I’m having some social anxiety, sometimes feeling unable to go places or do things – like the mall, or a restaurant.  It comes and goes.  I missed my Uncle John’s birthday party yesterday because I didn’t want to show up and see all my family and make small talk and all the while feeling surreal, trying not to cry.  Who wants the crazy member of the family to ruin all the fun? And even though I know they wouldn’t treat me any differently (I love my family), I might say or do something stupid, or get all paranoid, or witness the normalcy of everyone around me, the “regular” kids, feeling the resentment rise, wishing I were someone else, somewhere else, like I tend to do sometimes.  I will send him a card with some scratch-offs and a big apology and hope nobody thinks the worse of me for it.

And when I called my mom to tell her about my conversation with that one mom whose son is doing so well at Springbrook, I caught her at a bad, weepy, worrying time.  She seemed almost angry that I was continuing my investigations of these places.  “He’s doing so much better lately,” she claimed desperately, her voice cracking with anguish.  “You don’t need to send him to an institution.”  When I explained that I would rather be super-informed before making a decision that may or may not be imminent, she didn’t seem to hear me. 

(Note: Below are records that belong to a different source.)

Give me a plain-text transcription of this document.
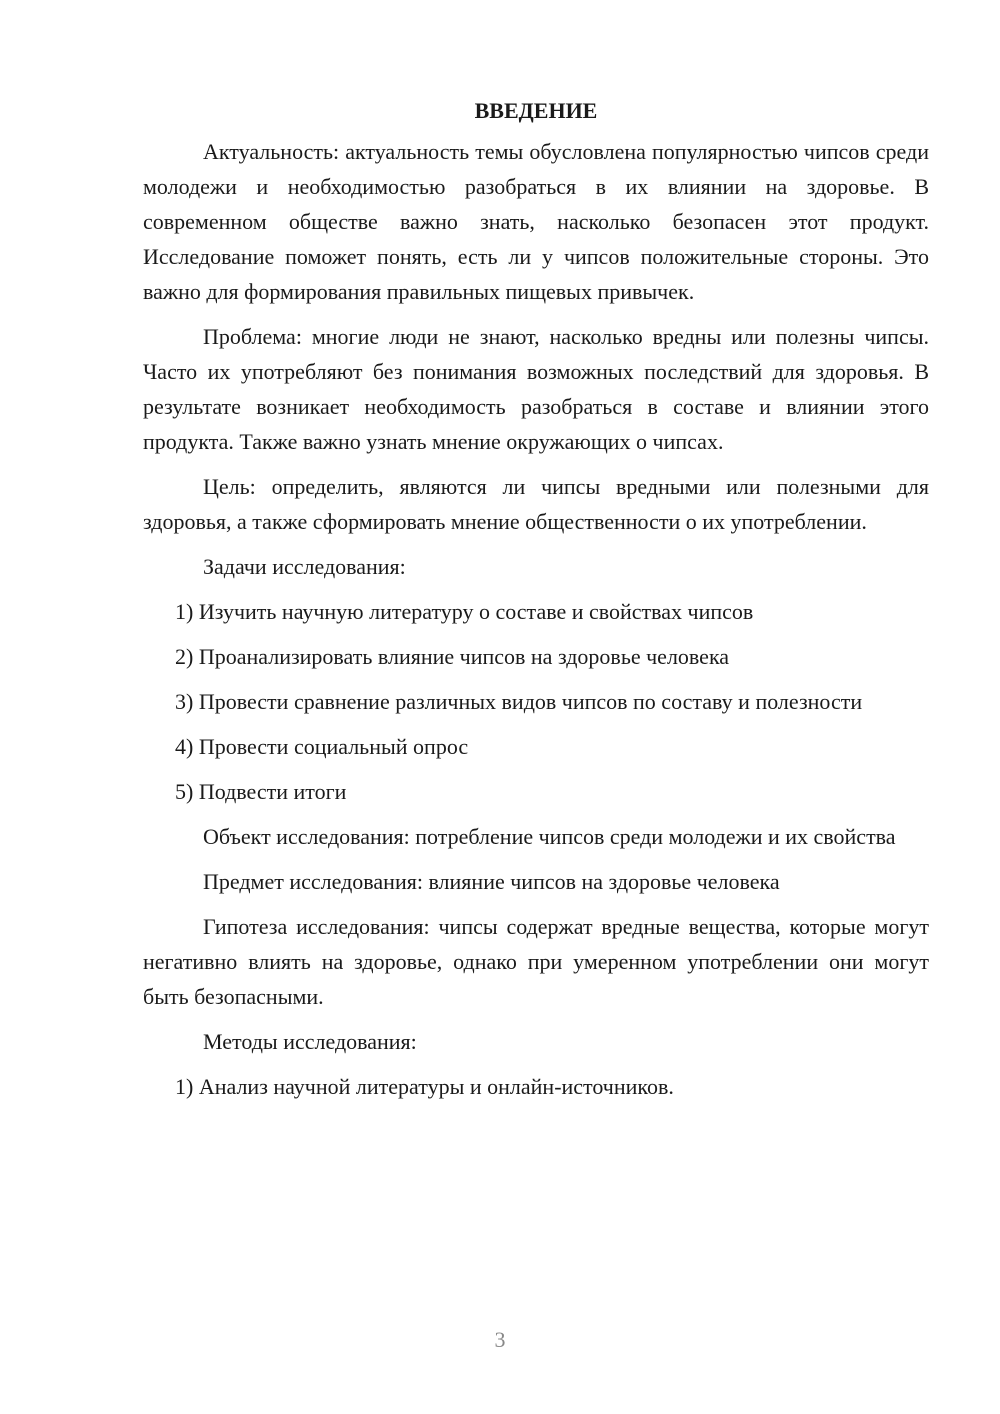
ВВЕДЕНИЕ

Актуальность: актуальность темы обусловлена популярностью чипсов среди молодежи и необходимостью разобраться в их влиянии на здоровье. В современном обществе важно знать, насколько безопасен этот продукт. Исследование поможет понять, есть ли у чипсов положительные стороны. Это важно для формирования правильных пищевых привычек.

Проблема: многие люди не знают, насколько вредны или полезны чипсы. Часто их употребляют без понимания возможных последствий для здоровья. В результате возникает необходимость разобраться в составе и влиянии этого продукта. Также важно узнать мнение окружающих о чипсах.

Цель: определить, являются ли чипсы вредными или полезными для здоровья, а также сформировать мнение общественности о их употреблении.

Задачи исследования:

1) Изучить научную литературу о составе и свойствах чипсов

2) Проанализировать влияние чипсов на здоровье человека

3) Провести сравнение различных видов чипсов по составу и полезности

4) Провести социальный опрос

5) Подвести итоги

Объект исследования: потребление чипсов среди молодежи и их свойства

Предмет исследования: влияние чипсов на здоровье человека

Гипотеза исследования: чипсы содержат вредные вещества, которые могут негативно влиять на здоровье, однако при умеренном употреблении они могут быть безопасными.

Методы исследования:

1) Анализ научной литературы и онлайн-источников.

3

I would rather be dead than see him in an institution,” she cried bitterly.  I told her I would stop talking about it – that it would be a last resort – that Andy and I would do everything we could to keep him at home.

We are taking Jonah to see the child psychiatrist again on February 2nd.  Maybe he has some ideas for tweaking his meds. Maybe Wildwood’s new behavior plan will begin to take hold.  Maybe the new stability in the house with Andy will improve his overall ability to adapt to changes and triggers and fears. 

In the meantime, I will continue my investigations – I see no point in remaining uninformed; if not for Jonah, than for other parents who may be facing these decisions.  I just won’t be telling my mother about it.

Ignorance may not be bliss in this case, but hopefully it’ll at least allow her to sleep at night.